Measurement discipline for LLM systems
Most AI portfolios ship a working demo and stop. Few ship the measurement system. You cannot iterate on what you cannot grade, and you cannot grade reliably with a single lens. This is a three-lens evaluation harness — deterministic code checks, model-as-judge, and human grading — with a side-by-side prompt comparison flow that answers the only question that matters when you change a prompt: did this actually make things better, or did I just convince myself it did? Source on GitHub.

The comparison tab after a live run: per-lens score deltas, per-test-case winners, and an overall verdict. Two more tabs cover dataset bootstrapping and single-prompt runs.
The three lenses
Each test case is graded by every enabled lens, and scores aggregate per lens across the dataset. The lenses disagree often, which is exactly when measurement pays off.
- Code. Deterministic checks — length bounds, keyword presence and absence, regex match, JSON / Python / regex validity, sentence count, expected-value match. Fast, free, exact. Catches format and structure regressions; blind to meaning.
- Model-as-judge. A separate LLM scores relevance and faithfulness against a per-dataset rubric. Default
claude-sonnet-4-6; swappable behind a protocol. Catches semantic problems the code checks cannot, at the cost of an extra API call and some non-determinism. - Human. Interactive 1–5 rating in the CLI. Auto-skips off-TTY or when
SKIP_HUMAN_EVAL=1. This is the ground truth the other two only approximate.
Side-by-side prompt comparison
The headline feature. Pick a dataset; supply two prompt variants; the harness runs both against every test case and surfaces the difference at three resolutions: per-lens aggregate deltas at the top, per-test-case winners in the middle, and a per-row drill-down that exposes the three lens verdicts side-by-side for both prompts. Available on the CLI (evals compare) and in the Gradio UI.
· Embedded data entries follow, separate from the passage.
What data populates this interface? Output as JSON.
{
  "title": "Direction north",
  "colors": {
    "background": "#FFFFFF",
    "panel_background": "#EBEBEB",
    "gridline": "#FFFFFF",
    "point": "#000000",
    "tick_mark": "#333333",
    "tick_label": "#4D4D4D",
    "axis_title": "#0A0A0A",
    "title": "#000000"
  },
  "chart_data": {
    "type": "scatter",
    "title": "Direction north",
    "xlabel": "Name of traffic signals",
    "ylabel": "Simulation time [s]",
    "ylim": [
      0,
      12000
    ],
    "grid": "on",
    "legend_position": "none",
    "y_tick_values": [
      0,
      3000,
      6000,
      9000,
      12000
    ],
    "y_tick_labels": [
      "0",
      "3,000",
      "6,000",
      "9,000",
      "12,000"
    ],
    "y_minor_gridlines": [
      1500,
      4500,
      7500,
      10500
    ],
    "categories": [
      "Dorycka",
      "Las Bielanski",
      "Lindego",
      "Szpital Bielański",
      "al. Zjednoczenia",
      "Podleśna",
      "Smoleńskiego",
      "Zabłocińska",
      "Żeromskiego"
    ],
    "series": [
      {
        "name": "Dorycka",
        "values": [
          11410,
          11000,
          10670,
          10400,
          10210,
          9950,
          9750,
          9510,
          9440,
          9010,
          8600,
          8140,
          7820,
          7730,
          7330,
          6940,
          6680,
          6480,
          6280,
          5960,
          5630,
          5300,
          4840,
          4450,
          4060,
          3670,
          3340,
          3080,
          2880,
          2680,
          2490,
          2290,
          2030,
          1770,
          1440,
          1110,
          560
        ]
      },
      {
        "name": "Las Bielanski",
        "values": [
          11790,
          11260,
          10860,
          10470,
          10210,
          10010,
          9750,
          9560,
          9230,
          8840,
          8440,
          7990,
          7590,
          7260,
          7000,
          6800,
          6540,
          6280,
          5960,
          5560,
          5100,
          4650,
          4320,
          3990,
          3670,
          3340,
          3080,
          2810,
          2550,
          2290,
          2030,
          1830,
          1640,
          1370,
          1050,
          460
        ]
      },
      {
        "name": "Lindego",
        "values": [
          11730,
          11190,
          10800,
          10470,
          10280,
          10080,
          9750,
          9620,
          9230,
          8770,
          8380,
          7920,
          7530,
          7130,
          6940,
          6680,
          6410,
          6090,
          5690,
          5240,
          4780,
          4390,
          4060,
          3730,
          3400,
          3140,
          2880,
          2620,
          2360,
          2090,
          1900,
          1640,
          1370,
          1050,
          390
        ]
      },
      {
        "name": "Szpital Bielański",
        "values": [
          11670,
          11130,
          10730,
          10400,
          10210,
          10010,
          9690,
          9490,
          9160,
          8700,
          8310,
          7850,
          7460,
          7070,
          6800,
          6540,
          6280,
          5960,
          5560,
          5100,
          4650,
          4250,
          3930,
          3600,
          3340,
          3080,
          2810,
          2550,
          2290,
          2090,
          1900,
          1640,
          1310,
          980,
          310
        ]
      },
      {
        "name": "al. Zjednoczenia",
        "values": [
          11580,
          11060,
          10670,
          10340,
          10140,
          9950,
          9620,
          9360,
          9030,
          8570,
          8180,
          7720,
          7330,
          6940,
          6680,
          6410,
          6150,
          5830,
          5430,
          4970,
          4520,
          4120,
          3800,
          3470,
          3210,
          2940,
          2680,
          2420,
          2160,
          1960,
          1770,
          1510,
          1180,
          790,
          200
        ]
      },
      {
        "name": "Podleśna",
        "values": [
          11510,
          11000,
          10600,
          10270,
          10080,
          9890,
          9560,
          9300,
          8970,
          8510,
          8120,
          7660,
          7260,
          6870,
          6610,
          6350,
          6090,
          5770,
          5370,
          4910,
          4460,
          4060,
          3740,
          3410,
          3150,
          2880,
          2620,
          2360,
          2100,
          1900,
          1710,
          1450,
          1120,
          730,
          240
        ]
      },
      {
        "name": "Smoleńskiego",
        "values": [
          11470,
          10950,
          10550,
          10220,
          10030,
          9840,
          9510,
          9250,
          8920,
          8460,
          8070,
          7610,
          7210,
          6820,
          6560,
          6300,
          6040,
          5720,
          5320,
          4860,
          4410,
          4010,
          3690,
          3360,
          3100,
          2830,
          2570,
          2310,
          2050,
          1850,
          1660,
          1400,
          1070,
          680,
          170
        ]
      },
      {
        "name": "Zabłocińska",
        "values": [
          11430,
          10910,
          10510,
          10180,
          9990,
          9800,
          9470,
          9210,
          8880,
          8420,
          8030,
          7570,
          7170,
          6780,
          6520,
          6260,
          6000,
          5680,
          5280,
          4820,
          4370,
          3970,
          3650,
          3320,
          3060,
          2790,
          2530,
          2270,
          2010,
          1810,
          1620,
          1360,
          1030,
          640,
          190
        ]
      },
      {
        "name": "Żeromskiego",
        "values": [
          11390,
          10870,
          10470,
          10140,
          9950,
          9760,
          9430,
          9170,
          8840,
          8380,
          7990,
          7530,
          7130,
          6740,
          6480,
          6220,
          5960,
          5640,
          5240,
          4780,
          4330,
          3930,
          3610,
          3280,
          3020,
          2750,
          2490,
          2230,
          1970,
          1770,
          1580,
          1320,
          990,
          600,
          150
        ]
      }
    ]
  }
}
Three tabs surface the framework's features in a recognizable LLM-demo shape: side-by-side comparison, dataset bootstrapping (LLM-generated test cases from a plain-language description), and a single-prompt eval run.
Tech stack
- Python 3.11+ with the official Anthropic SDK for the model-as-judge lens and the bootstrapping flow
- Gradio for the browser UI; three tabs over the same library functions that power the CLI
- Five CLI commands —
run,compare,bootstrap,describe,ui - Three example datasets shipped with two prompt variants each, so the side-by-side flow works on a fresh clone: sentiment classification, JSON extraction, and summarization quality
- uv for packaging; ruff + pyright + pytest in development
- CI on every PR (lint, format, type-check, tests) across Python 3.11 and 3.12; the suite mocks the Anthropic API and never hits the network
What I would change for production
This is a reference implementation. The lenses and the comparison flow are the durable ideas; the surrounding infrastructure is intentionally minimal. The next migrations, in rough priority order:
- Result persistence. JSON-on-disk works for a demo and fails for a team. The first move is a database-backed run history keyed by dataset, prompt, and model version.
- Longitudinal tracking. The most valuable thing persistence unlocks is charting score drift across model versions and prompt iterations. A one-shot verdict tells you A beat B today; a trend line tells you whether your eval set is still measuring what you think.
- Multi-judge runs. A single judge is a single point of bias. The judge is already swappable behind a protocol; production fans out across several judges and reports agreement.
- Statistical significance. With five test cases, a "win" is mostly noise. Real use needs confidence intervals and a minimum-detectable-effect calculation so a 0.02 delta isn't reported as a victory.
- Cost tracking. Token spend per run is invisible right now. A judge-heavy comparison over a large dataset gets expensive fast.
- Experiment-tracking integration. Teams that already live in Weights & Biases or MLflow will want eval runs to land there alongside training metrics. The clean version is an adapter layer.
- Streaming UI for large eval sets. The batch UI is fine for tens of cases and gets unwieldy for thousands. The progress hook is in the runner; the UI doesn't lean on it yet.
Related
- The RAG demo applies this three-lens pattern to a complete Retrieval Augmented Generation system — same framework, applied not standalone.
- Mature commercial alternatives — Promptfoo, LangSmith Evaluations, Braintrust, Inspect AI. If you need this in production today, look at them. This repo is a clear, hackable reference of the pattern, not a competitor to those products.
Run it yourself
Clone, sync deps with uv sync, set ANTHROPIC_API_KEY, and run uv run evals compare on one of the shipped examples to see the side-by-side flow in under five minutes. Prefer a browser? uv run evals ui opens the same flow as a local web app. Full walkthrough in the tutorial.